Pharmacy shoppers can no longer collect loyalty points on prescription drug purchases after a ban imposed by the College of Pharmacists of B.C.

Pharmacy shoppers can no longer collect loyalty points on prescription drug purchases after a ban imposed by the College of Pharmacists of B.C.

Loyalty point ban hits B.C. pharmacies

Prohibition on drug 'kickbacks' faces court challenge

B.C. pharmacies are now banned from handing out loyalty reward points to customers for prescription drug purchases.

The measure – effective Dec. 2 – is already drawing outrage from shoppers and has sparked a legal challenge from Canada Safeway and Thrifty Foods, both arms of the Sobeys group that offer popular loyalty card points.

The College of Pharmacists of B.C. first proposed a ban in 2012 but shelved it amid strong public opposition.

However, the college’s board re-examined the issue after the provincial election and unanimously approved the ban Sept. 20, arguing loyalty points are a powerful lure that can alter some shoppers’ buying habits and potentially harm their health.

The bylaw prohibits various gifts, rebates, refunds and other incentives, not just loyalty points.

The college says such incentives are inappropriate “kickbacks” to customers.

“After careful consideration, the College still firmly believes that paying patients for prescriptions is unprofessional, unethical and unsafe,” it states on its website.

The college argues some patients may go without their medicine until they can fill a prescription on a loyalty point bonus day.

It also believes patients with third-party insurance who don’t pay out of pocket may keep refilling a prescription after they no longer need it just to collect more points.

The college calls that a drain on limited health care dollars and says drugs not used by the intended patient may be abused by others or diverted to the illegal drug trade.

It says paying customers a kickback undermines pharmacists’ integrity and the credibility of the profession.

“Patients do not expect to receive payments for other health services they receive, and drug therapy should not be the exception to that rule.”

The college hopes a points ban will result in patients choosing a pharmacy or pharmacist on their own merits, not inducements.

Some patients on Canada Safeway’s Facebook page said they may switch to closer pharmacies as a result of the ban on issuing Air Miles points for prescriptions at Safeway.

Victoria senior Randy McEwen said he doubts anyone would delay filling prescriptions for the sake of a bonus.

“Most Canadians are smart enough to make rational decisions,” said McEwen, who uses prescription points to fly his children in from Edmonton. “This ban discriminates against the elderly and the chronically ill.

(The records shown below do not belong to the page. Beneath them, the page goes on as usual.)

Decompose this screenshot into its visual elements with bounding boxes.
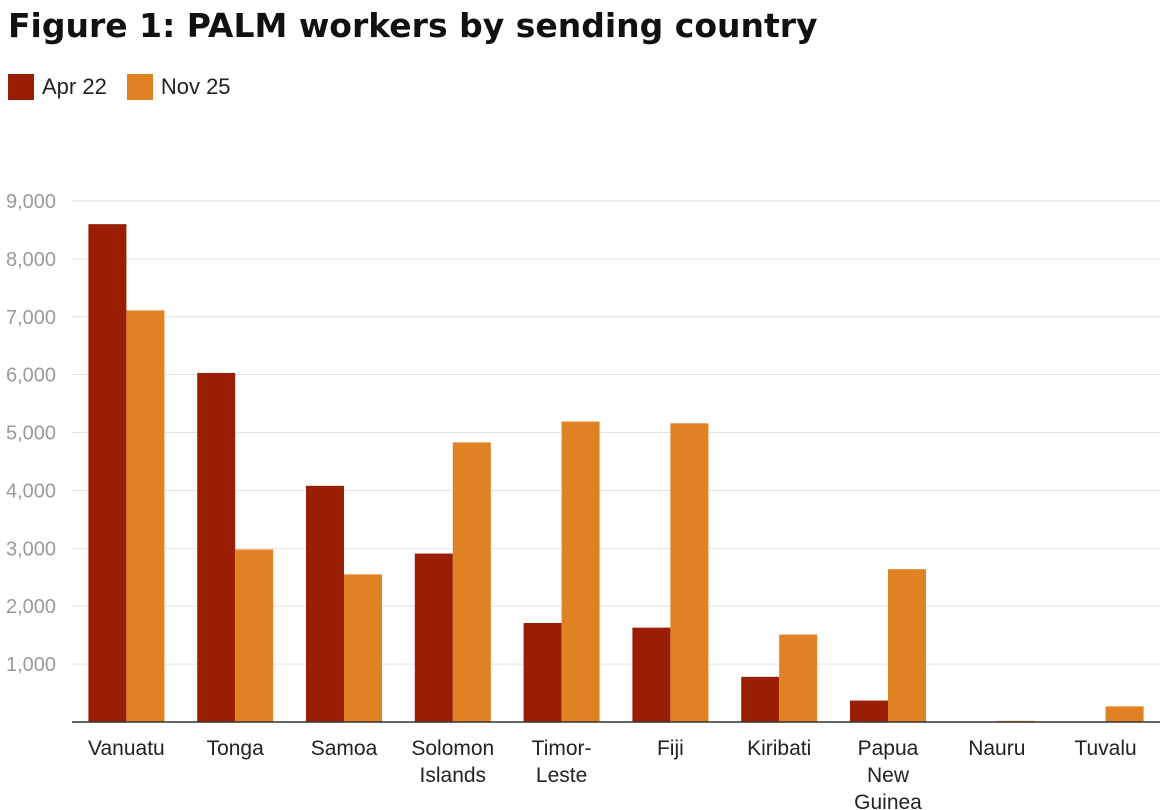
legend-swatch-apr-22 [8, 74, 34, 100]
bar-apr-22-samoa [306, 485, 344, 722]
bar-apr-22-vanuatu [88, 224, 127, 722]
x-category-label: Kiribati [747, 737, 811, 760]
bar-nov-25-samoa [344, 574, 382, 722]
chart-title: Figure 1: PALM workers by sending countr… [8, 6, 818, 45]
y-tick-label: 1,000 [6, 654, 56, 676]
y-tick-label: 3,000 [6, 538, 56, 560]
y-tick-label: 6,000 [6, 365, 56, 387]
legend-item-nov-25: Nov 25 [126, 74, 231, 100]
legend-item-apr-22: Apr 22 [8, 74, 107, 100]
bar-apr-22-papua-new-guinea [850, 700, 888, 722]
x-category-label: Fiji [657, 737, 684, 760]
x-category-label: Tuvalu [1074, 737, 1136, 760]
x-axis-category-labels: Vanuatu Tonga Samoa Solomon Islands Timor-Les… [88, 737, 1137, 810]
y-tick-label: 7,000 [6, 307, 56, 329]
bar-nov-25-tonga [235, 549, 274, 722]
bar-apr-22-solomon-islands [414, 553, 453, 722]
bar-apr-22-timor-leste [523, 623, 562, 722]
y-tick-label: 9,000 [6, 191, 56, 213]
bar-apr-22-fiji [632, 627, 671, 722]
legend-label-apr-22: Apr 22 [42, 74, 107, 99]
bar-nov-25-papua-new-guinea [888, 569, 926, 722]
bar-nov-25-solomon-islands [452, 442, 491, 722]
x-category-label: Papua New Guinea [854, 737, 922, 810]
y-axis-tick-labels: 1,000 2,000 3,000 4,000 5,000 6,000 7,000 8,000… [6, 191, 56, 676]
bars [88, 224, 1144, 722]
legend-label-nov-25: Nov 25 [160, 74, 231, 99]
bar-nov-25-tuvalu [1105, 706, 1144, 722]
y-tick-label: 4,000 [6, 480, 56, 502]
legend: Apr 22 Nov 25 [8, 74, 251, 100]
x-category-label: Tonga [207, 737, 265, 760]
bar-apr-22-kiribati [741, 676, 780, 722]
legend-swatch-nov-25 [126, 74, 153, 100]
gridlines [72, 200, 1160, 665]
y-tick-label: 8,000 [6, 249, 56, 271]
x-category-label: Timor-Leste [532, 737, 592, 787]
x-category-label: Solomon Islands [411, 737, 494, 787]
bar-nov-25-kiribati [779, 634, 818, 722]
x-category-label: Samoa [311, 737, 378, 760]
y-tick-label: 5,000 [6, 423, 56, 445]
y-tick-label: 2,000 [6, 596, 56, 618]
x-category-label: Nauru [968, 737, 1025, 760]
bar-nov-25-timor-leste [561, 421, 600, 722]
bar-nov-25-vanuatu [126, 310, 165, 722]
bar-apr-22-tonga [197, 372, 236, 722]
bar-nov-25-fiji [670, 423, 709, 722]
x-category-label: Vanuatu [88, 737, 165, 760]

Why would you let me collect points on gas or banking but not on prescription drugs?”

Canada Safeway and Thrifty Foods are slated to be in court next week seeking an injunction.

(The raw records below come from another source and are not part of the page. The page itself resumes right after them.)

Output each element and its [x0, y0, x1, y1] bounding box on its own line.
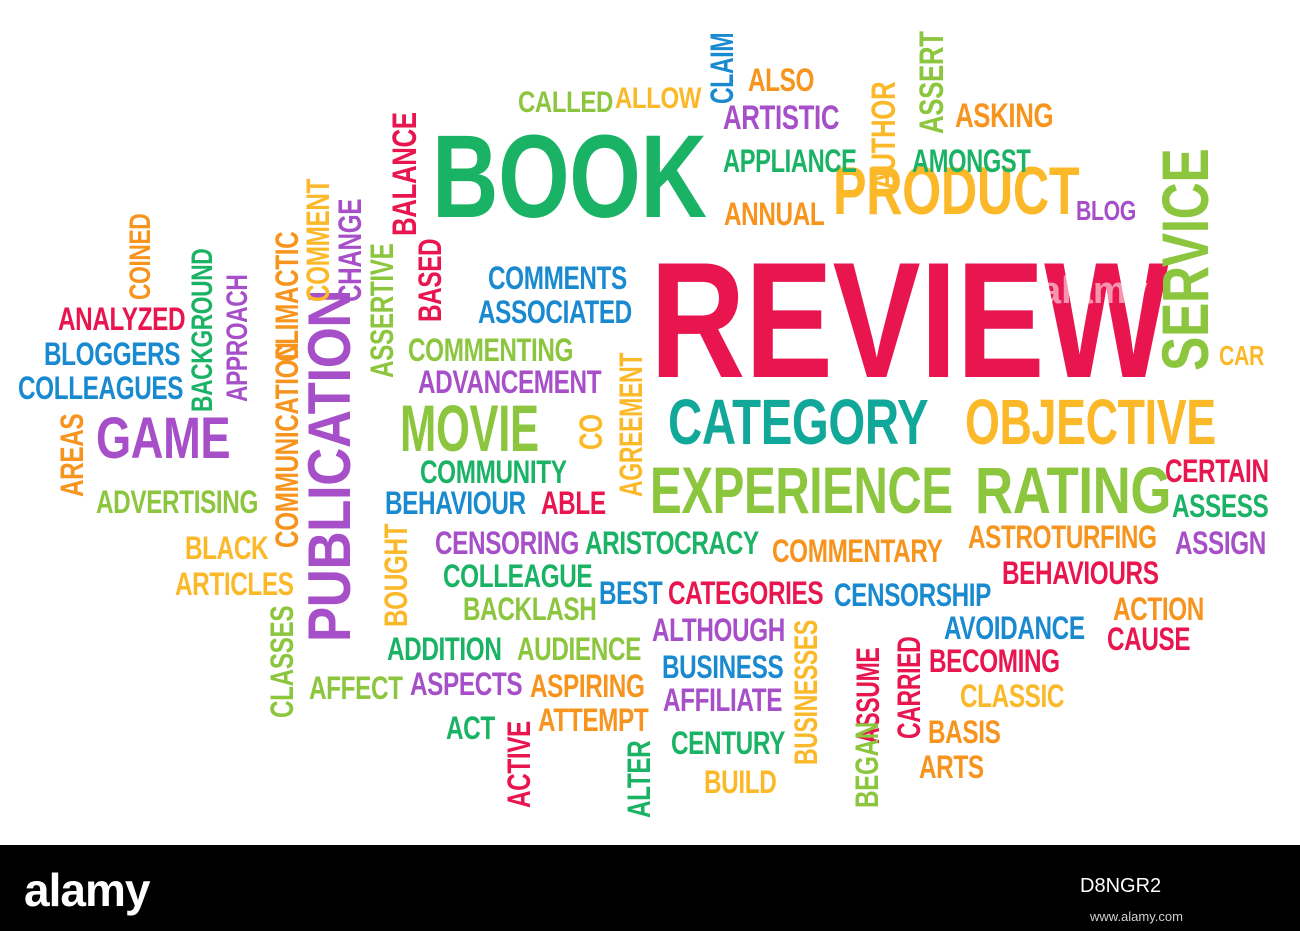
word-classic: CLASSIC [960, 678, 1065, 714]
word-also: ALSO [748, 62, 815, 98]
word-arts: ARTS [919, 749, 984, 785]
word-community: COMMUNITY [420, 454, 567, 490]
word-certain: CERTAIN [1165, 453, 1269, 489]
word-balance: BALANCE [386, 112, 424, 236]
word-affect: AFFECT [309, 670, 403, 706]
word-aristocracy: ARISTOCRACY [585, 525, 759, 561]
word-co: CO [573, 414, 609, 450]
word-cause: CAUSE [1107, 621, 1191, 657]
word-aspiring: ASPIRING [530, 668, 645, 704]
word-alter: ALTER [621, 740, 657, 818]
word-areas: AREAS [54, 413, 90, 497]
word-communication: COMMUNICATION [269, 342, 305, 548]
word-amongst: AMONGST [912, 143, 1031, 179]
word-objective: OBJECTIVE [965, 386, 1216, 458]
word-backlash: BACKLASH [463, 591, 597, 627]
word-avoidance: AVOIDANCE [944, 610, 1085, 646]
watermark-alamy: alamy [1040, 270, 1148, 312]
word-artistic: ARTISTIC [723, 99, 840, 137]
word-allow: ALLOW [615, 82, 701, 115]
word-assign: ASSIGN [1175, 525, 1266, 561]
word-businesses: BUSINESSES [788, 620, 824, 765]
word-century: CENTURY [671, 725, 785, 761]
word-censoring: CENSORING [435, 525, 579, 561]
word-best: BEST [599, 575, 663, 611]
word-assertive: ASSERTIVE [364, 243, 400, 378]
word-behaviour: BEHAVIOUR [385, 485, 526, 521]
word-comment: COMMENT [300, 179, 336, 302]
word-becoming: BECOMING [929, 643, 1060, 679]
word-bought: BOUGHT [378, 523, 414, 627]
word-behaviours: BEHAVIOURS [1002, 555, 1159, 591]
word-began: BEGAN [849, 722, 885, 808]
alamy-logo: alamy [24, 864, 150, 916]
word-rating: RATING [975, 453, 1172, 527]
word-advancement: ADVANCEMENT [418, 364, 602, 400]
word-assert: ASSERT [913, 31, 951, 135]
word-asking: ASKING [955, 97, 1054, 135]
word-author: AUTHOR [865, 81, 903, 190]
word-act: ACT [446, 710, 495, 746]
word-game: GAME [96, 406, 231, 471]
word-agreement: AGREEMENT [613, 353, 649, 497]
word-although: ALTHOUGH [652, 612, 785, 648]
word-assess: ASSESS [1172, 488, 1269, 524]
word-affiliate: AFFILIATE [663, 682, 783, 718]
word-carried: CARRIED [891, 636, 927, 739]
word-called: CALLED [518, 86, 613, 119]
word-category: CATEGORY [668, 386, 929, 458]
word-colleague: COLLEAGUE [443, 558, 593, 594]
word-addition: ADDITION [387, 631, 502, 667]
word-blog: BLOG [1076, 195, 1136, 226]
word-commenting: COMMENTING [408, 332, 574, 368]
word-attempt: ATTEMPT [538, 702, 649, 738]
word-publication: PUBLICATION [296, 289, 363, 642]
word-categories: CATEGORIES [668, 575, 824, 611]
word-associated: ASSOCIATED [478, 294, 632, 330]
word-car: CAR [1219, 340, 1264, 371]
word-business: BUSINESS [662, 649, 784, 685]
word-analyzed: ANALYZED [58, 301, 186, 337]
word-service: SERVICE [1148, 148, 1222, 371]
word-articles: ARTICLES [175, 566, 294, 602]
word-product: PRODUCT [833, 153, 1080, 229]
word-experience: EXPERIENCE [650, 453, 953, 527]
word-astroturfing: ASTROTURFING [968, 519, 1157, 555]
word-change: CHANGE [332, 198, 368, 302]
word-commentary: COMMENTARY [772, 533, 943, 569]
image-id: D8NGR2 [1080, 875, 1162, 897]
word-censorship: CENSORSHIP [834, 577, 992, 613]
word-advertising: ADVERTISING [96, 484, 259, 520]
word-colleagues: COLLEAGUES [18, 370, 184, 406]
word-coined: COINED [124, 213, 157, 300]
word-climactic: CLIMACTIC [269, 231, 305, 362]
word-able: ABLE [541, 485, 606, 521]
word-book: BOOK [432, 111, 707, 243]
word-claim: CLAIM [704, 32, 740, 104]
word-comments: COMMENTS [488, 260, 627, 296]
word-audience: AUDIENCE [517, 631, 641, 667]
word-black: BLACK [185, 530, 269, 566]
word-cloud: REVIEW BOOK PRODUCT SERVICE CATEGORY OBJ… [18, 31, 1270, 818]
word-review: REVIEW [650, 228, 1169, 412]
word-action: ACTION [1113, 591, 1204, 627]
footer-bar: alamy D8NGR2 www.alamy.com [0, 845, 1300, 931]
word-annual: ANNUAL [724, 196, 825, 232]
word-appliance: APPLIANCE [723, 143, 857, 179]
word-basis: BASIS [928, 714, 1001, 750]
word-approach: APPROACH [221, 274, 254, 402]
word-active: ACTIVE [501, 721, 537, 808]
word-movie: MOVIE [400, 391, 539, 465]
word-classes: CLASSES [264, 605, 300, 718]
footer-url: www.alamy.com [1090, 909, 1183, 924]
word-bloggers: BLOGGERS [44, 336, 181, 372]
word-aspects: ASPECTS [410, 666, 523, 702]
word-background: BACKGROUND [186, 248, 219, 412]
word-build: BUILD [704, 764, 777, 800]
word-based: BASED [412, 238, 448, 322]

They argue the incentives ban mainly targets larger chains and unfairly props up smaller independent pharmacies.

“There is no evidence that incentives pose a risk to patient care or safety, or that they undermine the ethical conduct of pharmacists,” said the Sobeys petition in B.C. Supreme Court.

Exempted from the ban are free or discounted parking or delivery services, and payment by credit or debit cards that generate loyalty benefits.

Similar reforms have been enacted in Ontario and Quebec. B.C. has banned point awards on Pharmacare-covered prescriptions since 2011.